Appellant asserts for the first time on appeal that it had a contract claim against the city completely in its own capacity and not because of the alleged assignment. Appellant contends that it is in privity with the city with respect to job plans and specifications. The general rule is that, absent an agreement otherwise, there is no privity of contract between a property owner and subcontractor. Booher Carpet Sales, Inc. v. Erickson (Oct. 2, 1998), Greene App. No. 98–CA–0007, unreported, 1998 WL 677159, citing Hampson v. State (1838), 8 Ohio 315, 318, 1838 WL 7. Appellant cites no authority for the proposition that the plans and specifications create a contractual relationship between the property owner and a subcontractor. The cases cited merely establish that owner is liable to a general contractor for discrepancies in the plans and specifications. Bates & Rogers Constr. Co. v. Cuyahoga Cty. Bd. of Commrs. (N.D.Ohio 1920), 274 F. 659; Valentine Concrete, Inc. v. Ohio Dept. of Adm. Serv. (Ct. of Cl. 1991), 62 Ohio Misc.2d 591, 609 N.E.2d 623.
Additionally, the complaint alleges only that the city claimed that a sub-base was not in the plans. The complaint did not state that the city changed the plans and specifications after appellant performed the work. The complaint did not allege that appellant had a contract with the city because of the specifications.
Appellant argues that the city was unjustly enriched because upon learning that Allega assigned the rights to appellant, the city did not pay Allega for the sub-base. According to appellant, the city induced appellant to confer a benefit upon it, by providing plans and then changing them after construction. As stated above, the complaint did not allege that the city changed the plans.

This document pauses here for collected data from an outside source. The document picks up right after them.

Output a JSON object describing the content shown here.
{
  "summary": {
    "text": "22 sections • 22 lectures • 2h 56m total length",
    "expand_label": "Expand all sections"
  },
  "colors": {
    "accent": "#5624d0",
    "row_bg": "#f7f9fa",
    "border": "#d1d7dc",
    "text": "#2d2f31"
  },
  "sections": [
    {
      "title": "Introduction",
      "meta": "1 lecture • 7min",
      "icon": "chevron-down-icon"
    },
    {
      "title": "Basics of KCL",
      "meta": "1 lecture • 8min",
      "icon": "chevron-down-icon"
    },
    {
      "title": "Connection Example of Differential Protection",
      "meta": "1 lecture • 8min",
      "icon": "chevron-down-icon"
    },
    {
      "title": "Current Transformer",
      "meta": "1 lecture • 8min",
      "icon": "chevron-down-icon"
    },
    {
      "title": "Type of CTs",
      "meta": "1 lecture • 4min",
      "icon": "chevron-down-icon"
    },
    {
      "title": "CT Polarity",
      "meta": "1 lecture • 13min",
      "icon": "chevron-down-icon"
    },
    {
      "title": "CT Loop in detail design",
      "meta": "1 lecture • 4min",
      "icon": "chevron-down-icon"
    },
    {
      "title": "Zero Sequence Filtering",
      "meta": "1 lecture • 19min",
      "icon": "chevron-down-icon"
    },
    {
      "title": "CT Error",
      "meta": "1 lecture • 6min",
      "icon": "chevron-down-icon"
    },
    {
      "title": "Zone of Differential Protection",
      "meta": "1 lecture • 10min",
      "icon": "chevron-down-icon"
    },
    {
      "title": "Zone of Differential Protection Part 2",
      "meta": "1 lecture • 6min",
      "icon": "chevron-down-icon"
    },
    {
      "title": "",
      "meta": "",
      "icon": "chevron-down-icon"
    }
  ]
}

Moreover, the doctrine of unjust enrichment does not apply to a municipal corporation. Cuyahoga Cty. Hosp. v. Cleveland (1984), 15 Ohio App.3d 70, 15 OBR 99, 472 N.E.2d 757; R & K Contrs., Inc. v. Lone Star Constr. Co. (Apr. 8, 1994), Trumbull App. No. 92–T–4809, unreported, 1994 WL 171643; Seven Hills v. Cleveland (1988), 47 Ohio App.3d 159, 547 N.E.2d 1024. The case cited by appellant deals with modification of a contract, not unjust enrichment. Portsmouth v. Nicola Bldg. Co. (1922), 106 Ohio St. 550, 140 N.E. 174. Additionally, in order to prevent double recovery, a subcontractor can collect from the owner only if the contractor is unavailable for judgment and the contractor is unable to pursue the owner. See Booher, supra.
Accordingly, appellant's assignment of error is overruled.
The judgment of the trial court is affirmed.
1. Appellant did not raise any assignments of error as to Allega.
DYKE, Administrative Judge.
PATTON, J., concurs. TIMOTHY E. McMONAGLE, J., concurs in judgment only.